This discovery was made barely in time to enable me to jam my helm hard-a-starboard and just fetch the opening, through which in about five minutes afterwards we gently slid, finding ourselves in the midst of a deep basin of almost perfect circular form, so completely landlocked and with such a narrow and artfully-concealed entrance that it was not until we were within a biscuit-throw of the rocks that I felt absolutely certain there really existed a passage at all.
The basin, as I have already said, was of circular form, and I judged it to be about a mile in diameter. The entrance was at the most northerly point in its circumference; at which spot, as I afterwards ascertained by sounding, there was nearly forty fathoms of water, though the horns or cusps of the encircling cliffs approached each other so closely that it would have been impossible to take even a small square-rigged vessel through without bracing her yard sharp fore and aft, and a craft of say a couple of hundred tons could not have been carried through at all.
At the entrance the cliffs rose almost perpendicularly out of the water, both outside and inside, terminating in a wedge on either side.
From this point, however, they gradually widened away in the form of a gently-rising plateau, out of which two spurs of the mountain sprang, one on each side of the basin.
Between these spurs or shoulders lay a ravine, which sloped evenly down from the level of the plateau on each side until it terminated, at the southern extremity of the basin, in a beach of fine sand. This ravine lay, of course, directly ahead of us as we entered; and its smooth, lawn-like surface, swelling gradually upwards towards the mountain in the rear and the plateaus on each side, formed a truly lovely picture under any circumstances, and especially to us who had, within the last hour, been battling with a stormy sea.
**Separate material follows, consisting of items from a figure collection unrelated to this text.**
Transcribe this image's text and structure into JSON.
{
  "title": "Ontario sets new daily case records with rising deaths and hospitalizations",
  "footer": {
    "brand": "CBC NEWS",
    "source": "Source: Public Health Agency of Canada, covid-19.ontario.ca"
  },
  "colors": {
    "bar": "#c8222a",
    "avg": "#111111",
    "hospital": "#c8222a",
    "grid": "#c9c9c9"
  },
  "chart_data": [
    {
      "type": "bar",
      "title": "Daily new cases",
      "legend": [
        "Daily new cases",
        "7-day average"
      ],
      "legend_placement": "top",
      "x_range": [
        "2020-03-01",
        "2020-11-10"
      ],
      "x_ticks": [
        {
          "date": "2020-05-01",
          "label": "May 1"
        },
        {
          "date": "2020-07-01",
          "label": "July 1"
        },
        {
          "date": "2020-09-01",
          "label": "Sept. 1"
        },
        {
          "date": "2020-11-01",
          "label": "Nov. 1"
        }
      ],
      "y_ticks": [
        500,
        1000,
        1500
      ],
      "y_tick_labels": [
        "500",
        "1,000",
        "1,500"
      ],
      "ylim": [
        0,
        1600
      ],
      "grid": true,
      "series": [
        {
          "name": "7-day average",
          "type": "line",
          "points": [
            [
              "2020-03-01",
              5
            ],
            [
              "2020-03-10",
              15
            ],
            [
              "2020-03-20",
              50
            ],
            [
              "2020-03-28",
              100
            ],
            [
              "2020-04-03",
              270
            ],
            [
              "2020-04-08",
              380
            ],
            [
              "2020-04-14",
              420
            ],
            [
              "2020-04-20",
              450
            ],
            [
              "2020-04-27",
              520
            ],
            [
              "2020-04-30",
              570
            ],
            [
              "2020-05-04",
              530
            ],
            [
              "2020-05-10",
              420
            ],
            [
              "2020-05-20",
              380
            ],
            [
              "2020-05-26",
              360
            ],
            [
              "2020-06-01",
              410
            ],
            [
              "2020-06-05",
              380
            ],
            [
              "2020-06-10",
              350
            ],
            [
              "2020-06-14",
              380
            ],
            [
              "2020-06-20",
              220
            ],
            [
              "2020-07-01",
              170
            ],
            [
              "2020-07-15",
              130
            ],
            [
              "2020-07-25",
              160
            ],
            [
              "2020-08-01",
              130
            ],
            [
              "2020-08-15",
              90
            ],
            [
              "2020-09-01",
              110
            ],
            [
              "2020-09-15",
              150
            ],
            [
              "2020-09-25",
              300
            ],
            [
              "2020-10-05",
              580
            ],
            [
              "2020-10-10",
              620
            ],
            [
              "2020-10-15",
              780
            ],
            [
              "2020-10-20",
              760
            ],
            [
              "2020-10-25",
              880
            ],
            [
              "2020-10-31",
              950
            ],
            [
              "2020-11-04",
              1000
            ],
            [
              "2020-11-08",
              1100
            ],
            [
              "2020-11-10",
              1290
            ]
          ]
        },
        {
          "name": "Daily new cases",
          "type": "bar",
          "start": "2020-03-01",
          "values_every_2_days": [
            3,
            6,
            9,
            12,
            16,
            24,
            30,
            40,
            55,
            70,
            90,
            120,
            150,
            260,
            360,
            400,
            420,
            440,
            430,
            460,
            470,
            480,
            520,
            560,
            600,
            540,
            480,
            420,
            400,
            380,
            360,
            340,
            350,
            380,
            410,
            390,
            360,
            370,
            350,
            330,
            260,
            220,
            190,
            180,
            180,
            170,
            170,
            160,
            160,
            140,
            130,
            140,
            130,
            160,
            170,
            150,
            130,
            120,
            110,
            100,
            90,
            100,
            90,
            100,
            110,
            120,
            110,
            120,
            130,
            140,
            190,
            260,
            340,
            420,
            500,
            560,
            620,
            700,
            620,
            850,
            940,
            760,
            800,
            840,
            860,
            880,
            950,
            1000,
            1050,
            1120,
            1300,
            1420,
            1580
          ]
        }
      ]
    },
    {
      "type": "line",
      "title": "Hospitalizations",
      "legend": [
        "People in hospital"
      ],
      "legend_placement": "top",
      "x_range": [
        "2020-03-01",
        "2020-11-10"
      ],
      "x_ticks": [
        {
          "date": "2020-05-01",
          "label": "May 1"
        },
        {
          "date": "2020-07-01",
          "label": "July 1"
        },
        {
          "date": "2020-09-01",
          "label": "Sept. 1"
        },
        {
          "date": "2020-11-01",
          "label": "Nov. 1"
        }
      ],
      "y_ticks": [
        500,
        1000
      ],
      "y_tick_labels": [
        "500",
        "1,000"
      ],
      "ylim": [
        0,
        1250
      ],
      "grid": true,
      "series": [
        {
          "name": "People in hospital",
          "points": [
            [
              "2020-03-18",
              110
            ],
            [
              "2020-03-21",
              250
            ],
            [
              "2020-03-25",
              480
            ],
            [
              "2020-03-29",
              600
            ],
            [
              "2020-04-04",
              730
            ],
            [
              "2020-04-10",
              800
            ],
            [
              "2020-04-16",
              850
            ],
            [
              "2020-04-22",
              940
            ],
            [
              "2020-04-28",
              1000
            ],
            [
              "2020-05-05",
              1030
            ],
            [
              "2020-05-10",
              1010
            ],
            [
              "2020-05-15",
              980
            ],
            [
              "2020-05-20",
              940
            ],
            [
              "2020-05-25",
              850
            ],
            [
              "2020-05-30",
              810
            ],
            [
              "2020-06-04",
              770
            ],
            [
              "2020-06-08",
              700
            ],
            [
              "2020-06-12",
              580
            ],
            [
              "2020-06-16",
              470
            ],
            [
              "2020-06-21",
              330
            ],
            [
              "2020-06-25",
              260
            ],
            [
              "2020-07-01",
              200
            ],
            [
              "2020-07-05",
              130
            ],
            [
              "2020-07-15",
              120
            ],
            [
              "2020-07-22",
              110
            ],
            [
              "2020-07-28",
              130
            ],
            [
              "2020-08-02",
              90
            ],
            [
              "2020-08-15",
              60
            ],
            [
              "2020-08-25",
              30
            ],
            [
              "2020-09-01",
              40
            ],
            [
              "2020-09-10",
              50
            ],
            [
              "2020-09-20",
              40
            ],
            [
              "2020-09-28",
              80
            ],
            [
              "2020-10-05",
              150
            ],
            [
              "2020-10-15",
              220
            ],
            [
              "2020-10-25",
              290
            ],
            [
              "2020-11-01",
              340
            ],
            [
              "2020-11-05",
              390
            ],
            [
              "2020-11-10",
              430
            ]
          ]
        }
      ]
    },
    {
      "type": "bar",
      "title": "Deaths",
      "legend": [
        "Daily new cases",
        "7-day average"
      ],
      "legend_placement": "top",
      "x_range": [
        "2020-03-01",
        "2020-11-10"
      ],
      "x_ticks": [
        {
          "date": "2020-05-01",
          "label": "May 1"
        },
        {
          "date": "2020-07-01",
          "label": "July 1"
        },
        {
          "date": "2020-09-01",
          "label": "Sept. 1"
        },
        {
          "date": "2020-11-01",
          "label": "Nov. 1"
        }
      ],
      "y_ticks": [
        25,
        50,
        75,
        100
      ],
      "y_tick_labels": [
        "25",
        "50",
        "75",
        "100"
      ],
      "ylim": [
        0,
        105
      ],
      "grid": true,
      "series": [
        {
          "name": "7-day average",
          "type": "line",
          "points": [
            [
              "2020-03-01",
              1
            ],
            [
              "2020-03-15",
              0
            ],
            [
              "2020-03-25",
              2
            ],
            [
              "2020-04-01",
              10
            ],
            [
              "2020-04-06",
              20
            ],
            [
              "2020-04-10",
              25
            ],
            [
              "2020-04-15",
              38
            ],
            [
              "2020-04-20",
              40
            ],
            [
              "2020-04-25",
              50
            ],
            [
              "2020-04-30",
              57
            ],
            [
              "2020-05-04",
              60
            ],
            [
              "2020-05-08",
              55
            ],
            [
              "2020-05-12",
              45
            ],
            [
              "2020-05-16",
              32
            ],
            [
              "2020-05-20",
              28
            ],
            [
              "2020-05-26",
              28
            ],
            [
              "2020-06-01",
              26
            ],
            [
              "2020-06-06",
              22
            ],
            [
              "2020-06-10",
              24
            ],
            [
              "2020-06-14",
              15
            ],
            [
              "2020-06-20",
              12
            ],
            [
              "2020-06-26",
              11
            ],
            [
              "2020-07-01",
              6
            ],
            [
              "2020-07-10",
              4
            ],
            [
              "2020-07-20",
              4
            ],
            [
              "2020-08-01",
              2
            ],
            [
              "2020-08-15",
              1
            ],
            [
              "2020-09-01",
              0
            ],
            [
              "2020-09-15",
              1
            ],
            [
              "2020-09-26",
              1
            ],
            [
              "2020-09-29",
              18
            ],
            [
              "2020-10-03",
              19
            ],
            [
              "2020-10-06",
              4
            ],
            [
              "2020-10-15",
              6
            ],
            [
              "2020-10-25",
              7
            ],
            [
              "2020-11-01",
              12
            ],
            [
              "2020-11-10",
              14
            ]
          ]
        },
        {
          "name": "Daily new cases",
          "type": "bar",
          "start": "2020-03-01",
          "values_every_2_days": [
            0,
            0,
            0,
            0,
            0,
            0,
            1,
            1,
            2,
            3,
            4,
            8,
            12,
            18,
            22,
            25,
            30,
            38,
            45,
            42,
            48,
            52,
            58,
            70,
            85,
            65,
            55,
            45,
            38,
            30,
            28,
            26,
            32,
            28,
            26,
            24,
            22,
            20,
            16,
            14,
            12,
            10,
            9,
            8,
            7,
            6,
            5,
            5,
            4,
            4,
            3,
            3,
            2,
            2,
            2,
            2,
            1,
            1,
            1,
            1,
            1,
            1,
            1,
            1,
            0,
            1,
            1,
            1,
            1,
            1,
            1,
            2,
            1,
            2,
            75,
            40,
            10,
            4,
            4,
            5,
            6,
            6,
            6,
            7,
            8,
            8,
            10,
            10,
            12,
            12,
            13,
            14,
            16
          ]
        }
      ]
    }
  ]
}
Its central portion, for perhaps a mile in length and a quarter of that width, was luxuriantly clothed with the freshest verdure, but was quite destitute of trees.
Beyond these limits, however, the whole face of the country was thickly-wooded, cocoa-nuts and bananas being conspicuously abundant. The beach ran about three-fourths round the basin, being broadest immediately in front of the ravine, and gradually narrowing away to nothing at about a mile’s distance on either side.
At the western extremity of the beach a beautiful cascade tumbled over the edge of the cliff upon a low rocky platform below, from whence it dispersed itself into the sea.
I took the glass, and carefully swept the entire ravine with it to ascertain whether there were any indications that the island was inhabited, for I felt convinced that were it so this lovely spot would be the first selected as a place of abode. But for all that I could see no human foot had ever pressed the soil, and I felt encouraged to go close in and anchor; though, before doing anything else, I determined to make a voyage of discovery inland, and settle the question as to the existence or non-existence of inhabitants.
If it should really prove that we had this lovely island all to ourselves, nothing could possibly be better suited to our purpose of careening the cutter: for I found, by repeated casts of the lead, that the water shoaled with almost mathematical regularity as we approached the beach.